Грейс взглянула на него, лоб ее наморщился от незаданных вопросов, но она ничего не сказала.
– Джек… Я не знаю, как сказать тебе… Грейс сидела на его двуспальной кровати, скрестив ноги. Она потирала виски так, как обычно делала, когда чувствовала наступление головной боли.
Джек почувствовал какой-то глухой удар в груди, словно птица с лету ударилась в оконное стекло. Она собирается сказать, что устала ждать, когда я приму решение. Что с нее довольно.
На какое-то мгновение он подумал о том, чтобы рассказать ей о рождественском сюрпризе, который готовил несколько месяцев. Но правильно ли она воспримет это? Не расценит ли как предложение, которое он все еще не готов был сделать?
Черт возьми, почему он не может сказать ей то, что ей хочется услышать? Это не из-за отсутствия любви к ней, видит Бог. Пожалуй, в их случае слишком много всего – все их прошлое, накопленное отдельно друг от друга, которое теперь они объединили.
– Это о книге, Джек, – сказала Грейс. – Я не знаю, получится ли у меня. Я сегодня опять разговаривала с Уином, и он сказал, что пытался отговорить маму, но она стоит на своем. Она хочет, чтобы публикацию прекратили судебным запретом.
Первое, что испытал Джек, – облегчение, громадное облегчение. Это о своей книге, а не о них хочет говорить Грейс! Но тут слова Грейс задели его за живое, в его голове задвигались шестеренки, все подчиняя делу. Если Грейс выкинет кусок о Неде Эмори, книга по-прежнему останется хорошей, в каком-то смысле выдающейся, но не сенсационной. Им повезет, если они продадут двадцать пять тысяч. Несколько вежливых отзывов, возможно, они и получат, но никакого шума в прессе, в список бестселлеров они тоже не попадут.
А значит, козлом отпущения может стать не только Джерри Шиллер, но и кое-кто еще…
Джек почувствовал, как к горлу подступила тошнота. Он такого навидался по телевидению, в газетах: руководящие работники высокого ранга без работы, они никому не нужны и никто не хочет их нанять. Он сочувствовал этим ребятам, но никогда, ни единого раза ему не приходило в голову, что он может оказаться одним из таких неудачников.
Рейнгольд копал под него с момента своего появления в издательстве. И Джек не обвинял его. Не секрет, что Джек был против приобретения «Кэдогэна» Гауптманом.

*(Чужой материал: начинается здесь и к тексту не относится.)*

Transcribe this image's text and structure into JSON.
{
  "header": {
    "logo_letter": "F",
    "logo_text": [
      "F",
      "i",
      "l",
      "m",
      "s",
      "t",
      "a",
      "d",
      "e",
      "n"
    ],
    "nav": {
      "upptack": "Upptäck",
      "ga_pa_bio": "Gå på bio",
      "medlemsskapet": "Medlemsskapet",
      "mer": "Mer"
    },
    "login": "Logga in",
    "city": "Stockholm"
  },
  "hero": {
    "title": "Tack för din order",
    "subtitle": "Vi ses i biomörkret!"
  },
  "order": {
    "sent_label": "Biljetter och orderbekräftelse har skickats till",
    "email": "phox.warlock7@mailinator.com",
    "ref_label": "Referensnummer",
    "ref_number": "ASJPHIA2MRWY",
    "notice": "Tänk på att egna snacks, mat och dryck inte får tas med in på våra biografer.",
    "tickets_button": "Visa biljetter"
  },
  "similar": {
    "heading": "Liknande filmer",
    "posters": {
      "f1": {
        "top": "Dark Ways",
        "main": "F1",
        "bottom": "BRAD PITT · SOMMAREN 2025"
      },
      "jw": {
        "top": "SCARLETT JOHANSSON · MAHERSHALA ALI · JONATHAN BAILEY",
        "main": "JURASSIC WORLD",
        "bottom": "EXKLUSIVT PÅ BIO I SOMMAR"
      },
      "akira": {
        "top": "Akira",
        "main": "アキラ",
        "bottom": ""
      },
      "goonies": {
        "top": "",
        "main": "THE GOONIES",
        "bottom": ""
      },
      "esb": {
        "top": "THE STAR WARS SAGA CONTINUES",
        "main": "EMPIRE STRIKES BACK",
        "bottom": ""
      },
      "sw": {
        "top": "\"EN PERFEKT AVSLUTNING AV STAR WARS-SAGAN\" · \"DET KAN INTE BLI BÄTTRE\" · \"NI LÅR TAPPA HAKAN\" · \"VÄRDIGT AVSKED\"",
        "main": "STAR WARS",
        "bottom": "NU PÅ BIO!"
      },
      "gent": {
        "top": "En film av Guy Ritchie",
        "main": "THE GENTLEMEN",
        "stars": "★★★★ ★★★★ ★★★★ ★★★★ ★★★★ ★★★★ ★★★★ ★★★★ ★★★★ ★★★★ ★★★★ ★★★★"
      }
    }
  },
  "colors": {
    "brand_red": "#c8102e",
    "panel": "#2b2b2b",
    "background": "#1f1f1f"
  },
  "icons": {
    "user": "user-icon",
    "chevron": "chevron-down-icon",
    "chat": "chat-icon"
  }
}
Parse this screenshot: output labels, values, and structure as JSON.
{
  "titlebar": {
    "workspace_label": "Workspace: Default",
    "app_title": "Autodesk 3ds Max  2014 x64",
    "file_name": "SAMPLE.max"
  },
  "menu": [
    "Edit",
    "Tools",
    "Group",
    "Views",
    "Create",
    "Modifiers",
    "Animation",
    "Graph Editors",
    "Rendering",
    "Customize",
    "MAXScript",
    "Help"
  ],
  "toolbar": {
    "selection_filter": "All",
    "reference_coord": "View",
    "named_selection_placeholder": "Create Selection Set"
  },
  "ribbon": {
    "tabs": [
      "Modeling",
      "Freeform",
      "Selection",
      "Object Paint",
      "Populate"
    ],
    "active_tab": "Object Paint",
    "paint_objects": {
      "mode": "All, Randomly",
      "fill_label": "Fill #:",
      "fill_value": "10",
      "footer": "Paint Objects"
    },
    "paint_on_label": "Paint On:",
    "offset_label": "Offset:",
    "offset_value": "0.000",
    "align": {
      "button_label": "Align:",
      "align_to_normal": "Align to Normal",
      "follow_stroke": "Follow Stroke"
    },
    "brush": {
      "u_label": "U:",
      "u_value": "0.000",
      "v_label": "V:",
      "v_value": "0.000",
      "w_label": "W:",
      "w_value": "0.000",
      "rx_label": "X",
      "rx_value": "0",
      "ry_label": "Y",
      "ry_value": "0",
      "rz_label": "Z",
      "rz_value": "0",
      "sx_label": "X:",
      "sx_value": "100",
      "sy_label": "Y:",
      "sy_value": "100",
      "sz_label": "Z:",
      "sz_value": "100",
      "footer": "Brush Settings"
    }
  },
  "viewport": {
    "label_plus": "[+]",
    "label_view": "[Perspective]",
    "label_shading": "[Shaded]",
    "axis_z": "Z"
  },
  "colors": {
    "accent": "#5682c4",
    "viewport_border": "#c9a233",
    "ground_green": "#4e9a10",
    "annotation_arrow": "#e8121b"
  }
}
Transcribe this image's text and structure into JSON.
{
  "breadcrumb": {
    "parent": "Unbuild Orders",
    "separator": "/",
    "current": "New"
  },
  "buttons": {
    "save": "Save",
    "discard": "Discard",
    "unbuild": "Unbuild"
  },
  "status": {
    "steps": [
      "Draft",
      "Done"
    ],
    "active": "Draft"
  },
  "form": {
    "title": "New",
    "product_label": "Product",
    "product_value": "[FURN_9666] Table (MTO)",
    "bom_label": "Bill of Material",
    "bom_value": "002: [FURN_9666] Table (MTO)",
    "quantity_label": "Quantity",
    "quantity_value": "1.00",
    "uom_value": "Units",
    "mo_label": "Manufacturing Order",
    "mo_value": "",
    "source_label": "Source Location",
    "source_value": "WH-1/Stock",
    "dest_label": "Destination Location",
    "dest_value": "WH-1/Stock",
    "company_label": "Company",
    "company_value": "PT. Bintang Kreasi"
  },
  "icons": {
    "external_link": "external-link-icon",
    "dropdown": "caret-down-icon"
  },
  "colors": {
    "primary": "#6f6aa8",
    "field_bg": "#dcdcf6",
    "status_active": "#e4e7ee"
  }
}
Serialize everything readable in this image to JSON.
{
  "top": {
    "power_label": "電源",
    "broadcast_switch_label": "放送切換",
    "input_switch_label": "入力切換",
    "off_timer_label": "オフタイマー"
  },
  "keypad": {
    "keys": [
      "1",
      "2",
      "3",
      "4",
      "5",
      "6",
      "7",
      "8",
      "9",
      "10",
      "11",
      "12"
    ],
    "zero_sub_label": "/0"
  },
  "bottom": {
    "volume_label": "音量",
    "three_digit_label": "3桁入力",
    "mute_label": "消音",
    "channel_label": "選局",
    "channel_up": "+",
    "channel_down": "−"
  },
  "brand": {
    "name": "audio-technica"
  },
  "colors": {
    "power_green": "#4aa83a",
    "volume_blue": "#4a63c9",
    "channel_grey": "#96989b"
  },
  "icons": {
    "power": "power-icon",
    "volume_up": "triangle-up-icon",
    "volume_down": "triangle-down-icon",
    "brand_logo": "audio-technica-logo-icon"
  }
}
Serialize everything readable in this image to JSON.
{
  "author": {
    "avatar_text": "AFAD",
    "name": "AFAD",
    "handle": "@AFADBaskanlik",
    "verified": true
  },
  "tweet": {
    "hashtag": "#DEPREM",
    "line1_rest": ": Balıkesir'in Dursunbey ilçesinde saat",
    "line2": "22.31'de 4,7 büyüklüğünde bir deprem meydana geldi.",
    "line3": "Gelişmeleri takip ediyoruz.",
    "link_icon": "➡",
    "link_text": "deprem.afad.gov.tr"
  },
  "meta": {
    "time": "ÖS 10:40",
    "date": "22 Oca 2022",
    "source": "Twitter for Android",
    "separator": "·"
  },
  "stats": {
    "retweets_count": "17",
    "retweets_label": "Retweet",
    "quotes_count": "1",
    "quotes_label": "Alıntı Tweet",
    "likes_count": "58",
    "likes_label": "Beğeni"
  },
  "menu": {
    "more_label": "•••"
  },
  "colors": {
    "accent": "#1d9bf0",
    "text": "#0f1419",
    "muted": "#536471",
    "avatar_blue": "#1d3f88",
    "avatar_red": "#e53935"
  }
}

Да и кому охота становиться третьим по старшинству, если он привык быть боссом? У него были нарекания на прежнего партнера – корпорацию «Ситвелл», – но они, по крайней мере, позволяли ему всем заправлять.
С другой стороны, Рейнгольд не походил на дурачка. Многолетний опыт Джека, его связи с писателями, агентами, хорошо информированными людьми в Вашингтоне, его глубокое знание вен, артерий и внутренних органов компании – Рейнгольд нуждался во всем этом. Джек вспомнил приезд главного администратора прошлой весной, как он приказал установить компьютерную программу оценки состояния дел, которая перепутала все счета. Потом последовало решение перевести их склад из Нью-Джерси в Западную Вирджинию, в более просторное сооружение с современной технологией. Джек тогда попытался остановить его. Спустя месяцы после переезда складские операции так и не достигли прежнего темпа, а розничные торговцы, наряду с оптовыми, крыли его черными словами.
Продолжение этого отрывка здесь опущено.